IV. A vast historical interest, therefore, is to be attached to these hills, and their phenomena of veins, connected as they are with the first elevatory movements of the globe, and when form and outline were being given to its massive fullness. The hand of the Creator is clearly seen in raising them up from the depths below. Not a particle of the entire volume is in its original position, or that which it would of itself statically assume. God formed everything for use, while beauty and agreeableness of shape are inseparably combined. When viewed in the light of causation, it is not enough merely to say, and there to stop short, that we see in the outward face of nature the impress of power, wisdom, and goodness—that none of these things made themselves—that the rocks and mountains are an image of Jehovah’s greatness—the streams, plains, trees, corns, animals, the effect of His love and care.

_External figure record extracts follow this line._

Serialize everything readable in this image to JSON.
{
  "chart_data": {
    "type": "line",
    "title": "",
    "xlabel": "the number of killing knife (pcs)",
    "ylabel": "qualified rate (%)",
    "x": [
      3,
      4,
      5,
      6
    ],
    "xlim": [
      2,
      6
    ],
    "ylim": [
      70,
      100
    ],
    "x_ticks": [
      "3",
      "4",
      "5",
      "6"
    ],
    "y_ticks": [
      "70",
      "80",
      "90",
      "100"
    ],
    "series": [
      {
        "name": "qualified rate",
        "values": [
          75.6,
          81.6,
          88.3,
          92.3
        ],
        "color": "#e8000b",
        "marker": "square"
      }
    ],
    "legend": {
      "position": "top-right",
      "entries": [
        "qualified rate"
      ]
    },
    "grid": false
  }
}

All this they unquestionably are, but they are more. Their arrangement and disposition, beside their mere existence, evince a continued superintendence—a purpose and a will to maintain an order and construction of elements which would otherwise separate and dissolve—a keeping together, and as one, each after their own kind, the inorganic and organic parts of creation. The philosophy, as well as theology, of these arrangements have been thus beautifully recorded: Thou coveredst the earth with the deep as with a garment, the waters stood above the mountains; at thy rebuke they fled, at the voice of thy thunder they hastened away into the place thou hast prepared for them. Thou hast set a bound that they may not pass over; that they turn not again to cover the earth.—It is demonstrable that, were all the rocks which compose our mountain ranges and dry land to be dissolved and carried into the sea, the waters of the globe are sufficient again to cover and conceal from view their vast and multiform materials, and to replace them in those depths whence they originally arose.